Der Geschäftsertrag erhöhte sich insgesamt um 5,0 Prozent auf 182,6 Millionen Franken. Treiber war vor allem das Zinsengeschäft, das um 4,1 Prozent auf 118,4 Millionen Franken zulegte. Nach Angaben der Bank trug ein aktives Zinsmanagement zu diesem Ergebnis bei, obwohl das Quartal von sinkenden Zinsen geprägt war. Das zinsunabhängige Geschäft wuchs insgesamt um 6,7 Prozent; insbesondere das Kommissions- und Dienstleistungsgeschäft profitierte von höheren Erträgen im Wertschriften- und Anlagebereich und legte um 10,7 Prozent auf 38,6 Millionen Franken zu.

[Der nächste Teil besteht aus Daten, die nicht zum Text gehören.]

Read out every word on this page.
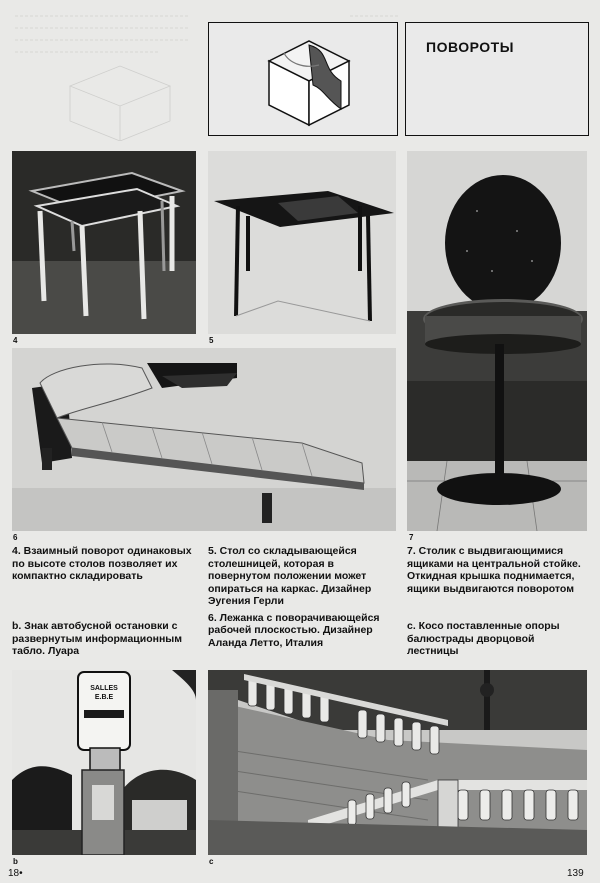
ПОВОРОТЫ
4	5
7
6

4. Взаимный поворот одинаковых по высоте столов позволяет их компактно складировать

b. Знак автобусной остановки с развернутым информационным табло. Луара

5. Стол со складывающейся столешницей, которая в повернутом положении может опираться на каркас. Дизайнер Эугения Герли

6. Лежанка с поворачивающейся рабочей плоскостью. Дизайнер Аланда Летто, Италия

7. Столик с выдвигающимися ящиками на центральной стойке. Откидная крышка поднимается, ящики выдвигаются поворотом

c. Косо поставленные опоры балюстрады дворцовой лестницы

SALLES
E.B.E
b	c
18•	139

Im Handelsgeschäft verzeichnete die LUKB dagegen einen leichten Rückgang: Der Erfolg sank um 4,9 Prozent auf 23,5 Millionen Franken, blieb nach Unternehmensangaben aber weiterhin über dem geplanten Wert. Auf der Kostenseite stieg der Aufwand um 5,8 Prozent auf 83,9 Millionen Franken, getrieben vor allem von höheren Personal- und Sachkosten. Dennoch verbesserte sich das Kosten-Ertrags-Verhältnis (Cost-Income-Ratio) leicht auf 45,3 Prozent nach 46,1 Prozent im Geschäftsjahr 2025 und liegt damit klar unter der eigenen Zielmarke von maximal 50 Prozent.

Beim Kreditvolumen verfolgt die Bank weiterhin einen gezügelten Wachstumskurs. Die Kundenausleihungen nahmen in der Berichtsperiode um 0,9 Prozent auf 46,8 Milliarden Franken zu, was laut Mitteilung „weiterhin Spielraum für Wachstum“ lässt. Auf Jahressicht strebt die LUKB ein Plus von 3,5 bis 5,5 Prozent bei den Ausleihungen an. In der Vermögensverwaltung kommt die Bank mit dem Ausbau ihrer Mandate zügig voran und visiert für das Gesamtjahr ein Wachstum von mindestens 1,2 Milliarden Franken an; in diesem Bereich sieht sich das Institut nach eigenen Angaben der strategischen Planung sogar etwas voraus.

Insgesamt liegt das Ergebnis des ersten Quartals 2026 nach Darstellung der LUKB über der eigenen Prognose. Dank Ertragsdiversifikation, Kostendisziplin und professionellem Bilanzmanagement fühlt sich die Bank in der Lage, trotz der Unsicherheiten rund um den Krieg im Iran am Mindestziel für den Konzerngewinn 2026 von 295 Millionen Franken festzuhalten. Diese Zielsetzung steht allerdings unter dem Vorbehalt, dass die Auswirkungen des Konflikts zeitlich und räumlich begrenzt bleiben.